In another study conducted by Rezaeyan et al. in 2016, hesperidin administration effect was assessed against the tissue damage caused by gamma radiation in male rats’ lung. In this experiment 32 rats were divided into four groups of eight. These rats were irradiated with 18 Gy of gamma radiation by cobalt-60 and hesperidin was given orally with 100 mg/kg/d dosage seven days before exposure. The rats in each group were killed to determine SOD, GSH, MDA and histological evaluations 24 hours after radiotherapy. The results of this study revealed that in the third group (pbs + gamma ray) SOD and GSH level dropped significantly in comparison with the first group (pbs + sham irradiation). MDA increased significantly 24 hours after exposure (P = 0.001, P<0.001, P = 0.001). There was a significant difference in all parameters for the rats in the fourth group (hesperidin + gamma ray) compared to the third group (P<0.05). Histopathological results showed that radiation caused an increase in inflammatory lymphocytes, macrophages, and neutrophils compared with the first group 24 hours after radiotherapy (P<0.0125). Hesperidin oral administration before radiotherapy led to reduction of macrophages and neutrophils significantly compared with the third group (P<0.0125), but there was some inflammation and lymphocyte showing that there was no significant difference in comparison with the third group (P>0.0125). This study suggests that oral administration of hesperidin protects against gamma radiation lung injuries and rats oxidative damage; it is also likely to affect against inflammatory disorders through the free radicals scavenging ability and membrane stabilizing ability [ 27 ].

Discussion

Given the aforementioned findings, the importance of the effects of ultraviolet radiation on biological damage can be emphasized. In addition to the direct impact of ultraviolet radiation on biology and its damages, it is important to recognize the importance of the bystander effects in these radiations [ 28 ].

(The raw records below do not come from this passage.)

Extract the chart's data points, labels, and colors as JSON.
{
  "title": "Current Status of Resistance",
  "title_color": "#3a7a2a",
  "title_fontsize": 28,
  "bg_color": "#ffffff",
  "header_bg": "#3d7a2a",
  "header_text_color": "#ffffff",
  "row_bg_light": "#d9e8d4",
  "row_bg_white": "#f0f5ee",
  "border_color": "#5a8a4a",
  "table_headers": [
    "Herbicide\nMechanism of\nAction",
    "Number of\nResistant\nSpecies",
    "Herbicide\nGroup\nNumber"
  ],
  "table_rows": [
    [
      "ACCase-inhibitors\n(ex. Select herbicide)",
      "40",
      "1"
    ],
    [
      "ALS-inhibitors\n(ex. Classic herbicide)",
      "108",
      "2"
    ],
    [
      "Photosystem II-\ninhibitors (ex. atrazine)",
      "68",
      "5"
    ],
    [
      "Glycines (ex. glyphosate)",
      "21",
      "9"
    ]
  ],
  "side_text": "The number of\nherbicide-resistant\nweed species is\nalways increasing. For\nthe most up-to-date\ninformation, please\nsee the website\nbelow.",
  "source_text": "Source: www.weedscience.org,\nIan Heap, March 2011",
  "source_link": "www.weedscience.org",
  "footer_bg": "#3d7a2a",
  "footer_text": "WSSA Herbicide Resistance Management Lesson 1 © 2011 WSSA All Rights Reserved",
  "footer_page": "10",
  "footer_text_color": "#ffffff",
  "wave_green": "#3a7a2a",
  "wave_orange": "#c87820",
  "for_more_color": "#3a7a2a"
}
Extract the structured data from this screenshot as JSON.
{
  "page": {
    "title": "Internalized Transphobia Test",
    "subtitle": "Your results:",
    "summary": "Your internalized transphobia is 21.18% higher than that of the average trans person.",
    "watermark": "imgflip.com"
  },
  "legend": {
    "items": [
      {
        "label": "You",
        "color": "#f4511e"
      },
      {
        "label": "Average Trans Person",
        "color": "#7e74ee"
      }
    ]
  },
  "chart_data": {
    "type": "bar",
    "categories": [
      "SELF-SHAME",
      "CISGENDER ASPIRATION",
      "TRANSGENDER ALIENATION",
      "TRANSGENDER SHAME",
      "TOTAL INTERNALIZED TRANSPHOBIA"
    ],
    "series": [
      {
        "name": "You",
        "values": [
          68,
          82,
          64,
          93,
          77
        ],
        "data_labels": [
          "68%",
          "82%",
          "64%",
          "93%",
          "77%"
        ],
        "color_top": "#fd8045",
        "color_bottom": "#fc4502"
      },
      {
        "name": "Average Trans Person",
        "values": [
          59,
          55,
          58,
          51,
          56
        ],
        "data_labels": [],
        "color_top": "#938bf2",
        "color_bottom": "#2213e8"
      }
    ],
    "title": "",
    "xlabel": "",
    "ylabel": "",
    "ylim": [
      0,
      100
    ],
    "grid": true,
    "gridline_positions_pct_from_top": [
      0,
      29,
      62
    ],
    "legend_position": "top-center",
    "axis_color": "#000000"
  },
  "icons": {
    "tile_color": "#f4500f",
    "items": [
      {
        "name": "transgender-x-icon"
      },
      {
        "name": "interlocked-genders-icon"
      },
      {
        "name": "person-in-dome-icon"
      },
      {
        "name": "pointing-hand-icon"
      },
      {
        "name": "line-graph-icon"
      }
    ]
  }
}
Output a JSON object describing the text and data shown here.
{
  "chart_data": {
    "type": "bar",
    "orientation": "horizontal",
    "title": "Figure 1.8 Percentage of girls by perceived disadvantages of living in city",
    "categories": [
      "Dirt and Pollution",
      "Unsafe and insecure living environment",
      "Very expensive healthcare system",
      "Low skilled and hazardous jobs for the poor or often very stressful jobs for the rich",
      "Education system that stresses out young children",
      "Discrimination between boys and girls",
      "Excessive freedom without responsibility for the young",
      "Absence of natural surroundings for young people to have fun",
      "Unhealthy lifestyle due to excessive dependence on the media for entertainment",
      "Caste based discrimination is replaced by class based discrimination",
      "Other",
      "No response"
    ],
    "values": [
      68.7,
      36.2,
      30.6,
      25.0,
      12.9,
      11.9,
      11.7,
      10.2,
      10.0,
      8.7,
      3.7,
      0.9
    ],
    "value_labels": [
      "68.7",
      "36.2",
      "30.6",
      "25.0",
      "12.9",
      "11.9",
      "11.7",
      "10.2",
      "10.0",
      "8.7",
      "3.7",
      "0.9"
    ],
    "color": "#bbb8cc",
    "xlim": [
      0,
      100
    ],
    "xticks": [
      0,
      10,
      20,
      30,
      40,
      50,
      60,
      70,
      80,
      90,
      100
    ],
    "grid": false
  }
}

Certainly the following can be referred to substances or drugs that influence these processes. In some studies radiation protective effects and in some radiation sensitizers were proposed [ 29 ]. In the present study, by collecting and summarizing the existing data from previous research, some useful discussions about the bystander effect of ultraviolet radiation and what may lead to modification of this effect are presented.

Conclusion

In view of the above, a summary of the effects of UVR radiation and the influence of the presence of Ag NPs (silver nanoparticles) on the cellular environment was considered. Nowadays, the Ag NPs production and usage have increased widely. It is important that, in general, nano-sized particles are more toxic in comparison with micro-sized particles and concerns have increased in the usage of these particles. We must, therefore, identify the nanoparticles toxicity risks, for the safe and effective usage of them. Some researches demonstrate Ag NPs and UVR radiation synergistic effects on directly exposed cells, and it is likely that it also creates the synergistic effects in bystander cells. Melatonin moderating effects have been found against ionizing and non-ionizing radiation in many studies. Therefore, it seems necessary to consider this field further to provide more complete and useful results and examine the effects of other drugs.